Jane K. Cowan (University of Sussex) will give a talk titled ‘Words, numbers, culture: Thinking with Sally Merry at the Universal Periodic Review’. Julie Billaud (Graduate Institute in Geneva) will act as discussant.
When: 30 April 2021 / 2.00-3.30 pm CET
Link: https://zoom.us/j/93210372616pwd=dTZZ…
ID: 93210372616
Password: 4JzWZ6
Abstract
Currently being prepared for a festschrift honoring the work of Sally Engle Merry, this paper involves ‘thinking with Sally Merry’ in two senses. It recalls conversations with Merry over a period of more than two decades, and in particular her visit to Geneva in 2011 when she accompanied me to a session of the Universal Periodic Review (UPR), which I was then researching along with Julie Billaud. With so little ethnographic work having been carried out on the United Nations human rights system up to that point, we both felt a strong desire to ‘compare notes’ regarding the similarities and differences between CEDAW, an example of the treaty body system and the UPR. In a second sense, the paper involves my continuing engagement with Merry’s broader concerns with language, quantification and culture as I have tried to make sense of practices surrounding the Universal Periodic Review as a new monitoring mechanism with its distinctive logics of audit, power and influence. In the presentation I examine the practices of members of civil society and non-governmental organisations, another core concern of Merry’s work, focusing on activities developed by UPR-Info, an NGO that provides crucial support to the UPR process.

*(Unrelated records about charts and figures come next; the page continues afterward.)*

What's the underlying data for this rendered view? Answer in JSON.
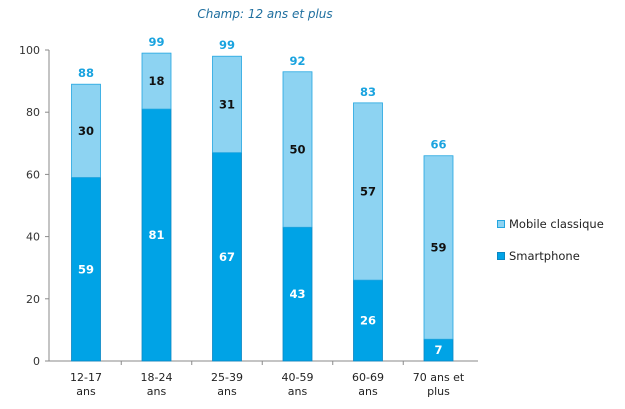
{
  "chart_data": {
    "type": "bar",
    "stacked": true,
    "subtitle": "Champ: 12 ans et plus",
    "categories": [
      "12-17 ans",
      "18-24 ans",
      "25-39 ans",
      "40-59 ans",
      "60-69 ans",
      "70 ans et plus"
    ],
    "category_lines": [
      [
        "12-17",
        "ans"
      ],
      [
        "18-24",
        "ans"
      ],
      [
        "25-39",
        "ans"
      ],
      [
        "40-59",
        "ans"
      ],
      [
        "60-69",
        "ans"
      ],
      [
        "70 ans et",
        "plus"
      ]
    ],
    "series": [
      {
        "name": "Smartphone",
        "values": [
          59,
          81,
          67,
          43,
          26,
          7
        ],
        "color": "#00a3e6",
        "label_color": "#ffffff"
      },
      {
        "name": "Mobile classique",
        "values": [
          30,
          18,
          31,
          50,
          57,
          59
        ],
        "color": "#8dd3f2",
        "label_color": "#111111"
      }
    ],
    "totals": [
      88,
      99,
      99,
      92,
      83,
      66
    ],
    "total_label_color": "#1aa3df",
    "ylim": [
      0,
      100
    ],
    "yticks": [
      0,
      20,
      40,
      60,
      80,
      100
    ],
    "grid": false,
    "legend_position": "right",
    "legend_order": [
      "Mobile classique",
      "Smartphone"
    ]
  }
}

I look first at the recently invented ritual of the UPR Pre-sessions, focusing on language used by civil society actors and questions of vernacularization. I then consider the preoccupation with quantification, showing how and why it works rather differently in the UPR than in other parts of the UN system where indicators have taken hold. The theme of ‘culture’ runs through the paper, particularly regarding ‘UN culture’: the quickly normalized and taken-for-granted yet somewhat strange conventions of everyday practice at the United Nations.